Last year while visiting my aunt in Saskatchewan I purchased a few ounces of raw fleece from a local yarn shop. This was my first time working with raw fleece, and I never got around to sharing my experience. The fleece is a Clun Forest/ Corriedale cross, and since I hadn’t worked with Clun Forest before, I decided to buy a few ounces as a souvenir. I’m not sure how much the characteristics of this fleece resemble pure Clun Forest, but I’ve recently purchased some Clun Forest Roving for one of my Shave ‘Em to Save ‘Em projects, and both have a certain spongy quality that is different than other wool types I’ve encountered.

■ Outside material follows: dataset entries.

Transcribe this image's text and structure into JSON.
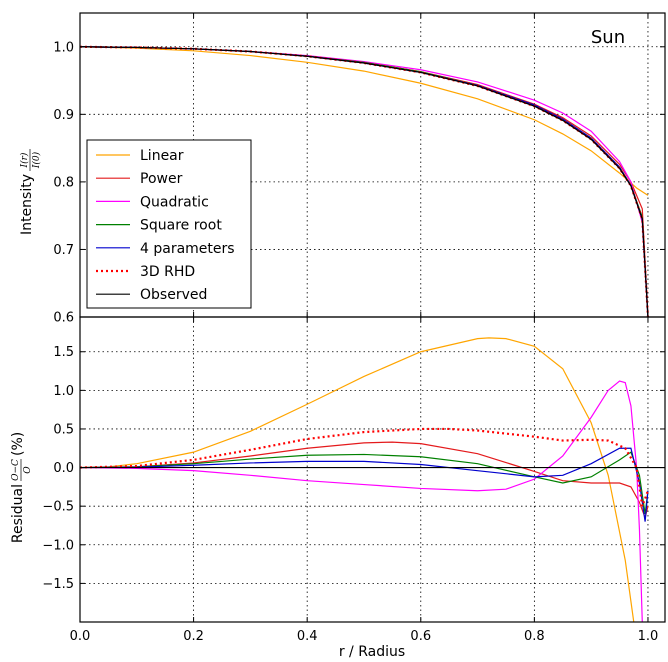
{
  "chart_data": [
    {
      "type": "line",
      "panel": "top",
      "title": "Sun",
      "ylabel": "Intensity",
      "ylabel_fraction": {
        "num": "I(r)",
        "den": "I(0)"
      },
      "xlim": [
        0.0,
        1.03
      ],
      "ylim": [
        0.6,
        1.05
      ],
      "yticks": [
        "0.6",
        "0.7",
        "0.8",
        "0.9",
        "1.0"
      ],
      "grid": true,
      "legend_position": "lower-left",
      "series": [
        {
          "name": "Linear",
          "color": "#ffa500",
          "style": "solid",
          "x": [
            0,
            0.1,
            0.2,
            0.3,
            0.4,
            0.5,
            0.6,
            0.7,
            0.8,
            0.85,
            0.9,
            0.95,
            0.98,
            1.0
          ],
          "y": [
            1.0,
            0.998,
            0.994,
            0.987,
            0.977,
            0.964,
            0.946,
            0.923,
            0.892,
            0.871,
            0.846,
            0.813,
            0.791,
            0.78
          ]
        },
        {
          "name": "Power",
          "color": "#e41a1c",
          "style": "solid",
          "x": [
            0,
            0.1,
            0.2,
            0.3,
            0.4,
            0.5,
            0.6,
            0.7,
            0.8,
            0.85,
            0.9,
            0.95,
            0.97,
            0.99,
            1.0
          ],
          "y": [
            1.0,
            0.999,
            0.997,
            0.993,
            0.986,
            0.977,
            0.963,
            0.944,
            0.915,
            0.895,
            0.868,
            0.826,
            0.8,
            0.76,
            0.6
          ]
        },
        {
          "name": "Quadratic",
          "color": "#ff00ff",
          "style": "solid",
          "x": [
            0,
            0.1,
            0.2,
            0.3,
            0.4,
            0.5,
            0.6,
            0.7,
            0.8,
            0.85,
            0.9,
            0.95,
            0.97,
            0.99,
            1.0
          ],
          "y": [
            1.0,
            0.999,
            0.997,
            0.993,
            0.987,
            0.978,
            0.966,
            0.948,
            0.921,
            0.902,
            0.875,
            0.83,
            0.8,
            0.74,
            0.6
          ]
        },
        {
          "name": "Square root",
          "color": "#008000",
          "style": "solid",
          "x": [
            0,
            0.1,
            0.2,
            0.3,
            0.4,
            0.5,
            0.6,
            0.7,
            0.8,
            0.85,
            0.9,
            0.95,
            0.97,
            0.99,
            1.0
          ],
          "y": [
            1.0,
            0.999,
            0.997,
            0.993,
            0.986,
            0.977,
            0.963,
            0.943,
            0.913,
            0.892,
            0.864,
            0.821,
            0.795,
            0.748,
            0.6
          ]
        },
        {
          "name": "4 parameters",
          "color": "#0000cd",
          "style": "solid",
          "x": [
            0,
            0.1,
            0.2,
            0.3,
            0.4,
            0.5,
            0.6,
            0.7,
            0.8,
            0.85,
            0.9,
            0.95,
            0.97,
            0.99,
            1.0
          ],
          "y": [
            1.0,
            0.999,
            0.997,
            0.993,
            0.986,
            0.976,
            0.962,
            0.943,
            0.914,
            0.893,
            0.865,
            0.822,
            0.795,
            0.745,
            0.6
          ]
        },
        {
          "name": "3D RHD",
          "color": "#ff0000",
          "style": "dotted",
          "x": [
            0,
            0.1,
            0.2,
            0.3,
            0.4,
            0.5,
            0.6,
            0.7,
            0.8,
            0.85,
            0.9,
            0.95,
            0.97,
            0.99,
            1.0
          ],
          "y": [
            1.0,
            0.999,
            0.997,
            0.993,
            0.986,
            0.976,
            0.962,
            0.942,
            0.912,
            0.891,
            0.863,
            0.82,
            0.794,
            0.745,
            0.6
          ]
        },
        {
          "name": "Observed",
          "color": "#000000",
          "style": "solid",
          "x": [
            0,
            0.1,
            0.2,
            0.3,
            0.4,
            0.5,
            0.6,
            0.7,
            0.8,
            0.85,
            0.9,
            0.95,
            0.97,
            0.99,
            1.0
          ],
          "y": [
            1.0,
            0.999,
            0.997,
            0.993,
            0.986,
            0.976,
            0.962,
            0.942,
            0.912,
            0.891,
            0.863,
            0.82,
            0.794,
            0.745,
            0.6
          ]
        }
      ]
    },
    {
      "type": "line",
      "panel": "bottom",
      "xlabel": "r / Radius",
      "ylabel": "Residual",
      "ylabel_fraction": {
        "num": "O−C",
        "den": "O"
      },
      "ylabel_unit": "(%)",
      "xlim": [
        0.0,
        1.03
      ],
      "ylim": [
        -2.0,
        1.95
      ],
      "xticks": [
        "0.0",
        "0.2",
        "0.4",
        "0.6",
        "0.8",
        "1.0"
      ],
      "yticks": [
        "−1.5",
        "−1.0",
        "−0.5",
        "0.0",
        "0.5",
        "1.0",
        "1.5"
      ],
      "grid": true,
      "series": [
        {
          "name": "Linear",
          "color": "#ffa500",
          "style": "solid",
          "x": [
            0,
            0.05,
            0.1,
            0.2,
            0.3,
            0.4,
            0.5,
            0.6,
            0.7,
            0.72,
            0.75,
            0.8,
            0.85,
            0.9,
            0.93,
            0.96,
            0.975
          ],
          "y": [
            0,
            0.01,
            0.05,
            0.2,
            0.47,
            0.82,
            1.18,
            1.5,
            1.67,
            1.68,
            1.67,
            1.57,
            1.28,
            0.58,
            -0.1,
            -1.2,
            -2.0
          ]
        },
        {
          "name": "Power",
          "color": "#e41a1c",
          "style": "solid",
          "x": [
            0,
            0.1,
            0.2,
            0.3,
            0.4,
            0.5,
            0.55,
            0.6,
            0.7,
            0.8,
            0.85,
            0.9,
            0.95,
            0.97,
            0.985,
            0.995,
            1.0
          ],
          "y": [
            0,
            0.01,
            0.06,
            0.15,
            0.25,
            0.32,
            0.33,
            0.31,
            0.18,
            -0.05,
            -0.17,
            -0.2,
            -0.2,
            -0.25,
            -0.45,
            -0.65,
            -0.5
          ]
        },
        {
          "name": "Quadratic",
          "color": "#ff00ff",
          "style": "solid",
          "x": [
            0,
            0.1,
            0.2,
            0.3,
            0.4,
            0.5,
            0.6,
            0.7,
            0.75,
            0.8,
            0.85,
            0.9,
            0.93,
            0.95,
            0.96,
            0.97,
            0.98,
            0.985,
            0.99
          ],
          "y": [
            0,
            -0.01,
            -0.04,
            -0.1,
            -0.17,
            -0.22,
            -0.27,
            -0.3,
            -0.28,
            -0.15,
            0.15,
            0.65,
            1.0,
            1.12,
            1.1,
            0.8,
            0.0,
            -0.8,
            -2.0
          ]
        },
        {
          "name": "Square root",
          "color": "#008000",
          "style": "solid",
          "x": [
            0,
            0.1,
            0.2,
            0.3,
            0.4,
            0.5,
            0.6,
            0.7,
            0.8,
            0.85,
            0.9,
            0.95,
            0.97,
            0.985,
            0.995,
            1.0
          ],
          "y": [
            0,
            0.01,
            0.05,
            0.11,
            0.16,
            0.17,
            0.14,
            0.05,
            -0.12,
            -0.2,
            -0.12,
            0.1,
            0.2,
            -0.1,
            -0.6,
            -0.3
          ]
        },
        {
          "name": "4 parameters",
          "color": "#0000cd",
          "style": "solid",
          "x": [
            0,
            0.1,
            0.2,
            0.3,
            0.4,
            0.5,
            0.6,
            0.7,
            0.8,
            0.85,
            0.9,
            0.95,
            0.97,
            0.985,
            0.995,
            1.0
          ],
          "y": [
            0,
            0.005,
            0.03,
            0.06,
            0.08,
            0.08,
            0.04,
            -0.04,
            -0.12,
            -0.1,
            0.05,
            0.25,
            0.25,
            -0.2,
            -0.7,
            -0.3
          ]
        },
        {
          "name": "3D RHD",
          "color": "#ff0000",
          "style": "dotted",
          "x": [
            0,
            0.1,
            0.2,
            0.3,
            0.4,
            0.5,
            0.6,
            0.65,
            0.7,
            0.8,
            0.85,
            0.9,
            0.93,
            0.96,
            0.98,
            0.99,
            1.0
          ],
          "y": [
            0,
            0.02,
            0.1,
            0.23,
            0.37,
            0.46,
            0.5,
            0.5,
            0.48,
            0.4,
            0.35,
            0.36,
            0.35,
            0.25,
            0.0,
            -0.5,
            -0.3
          ]
        },
        {
          "name": "Observed",
          "color": "#000000",
          "style": "solid",
          "x": [
            0,
            1.03
          ],
          "y": [
            0,
            0
          ]
        }
      ]
    }
  ]
}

My first adventure was figuring out how to get my purchase across the border. I learned that it is legal to send fleece across the border, but decided to mail the fleece home in case the TSA agents weren’t aware of this fact. I figured the postal inspectors know what they’re doing, but I was still a little bit nervous about it being confiscated.

Raw Clun Forest x Corriedale fleece

The fleece did arrive in the mail, however, and I set about washing and drying it. There was a fair bit of dirt and VM in the fleece, so I went through several soakings in plain water after the initial scouring with mild soap (I used Dr. Bronner’s unscented formula).

Washing the fleece
Locks post-washing

Once dried I decided to process the locks with my flick-carder. About half the fleece was leftover from this process, so I hand carded it to spin separately. I was finding it difficult to manage a short-forward draft, so after a bit of experimentation I settled on long-draw, which I used for both the flicked locks and the carded fleece.

A single lock
The final skeins. (L) Flick-carded, undyed. (R) Hand carded, dyed with avocado pits.

I’m pretty pleased with the finished result. The carded fleece had a few neps in it and so is a bit more irregular. The flick-carded yarn is fairly even and pleasantly bouncy, and the yarn took the dye well. I’m looking forward to spinning the Clun Forest roving I’ve bought so I can compare the two.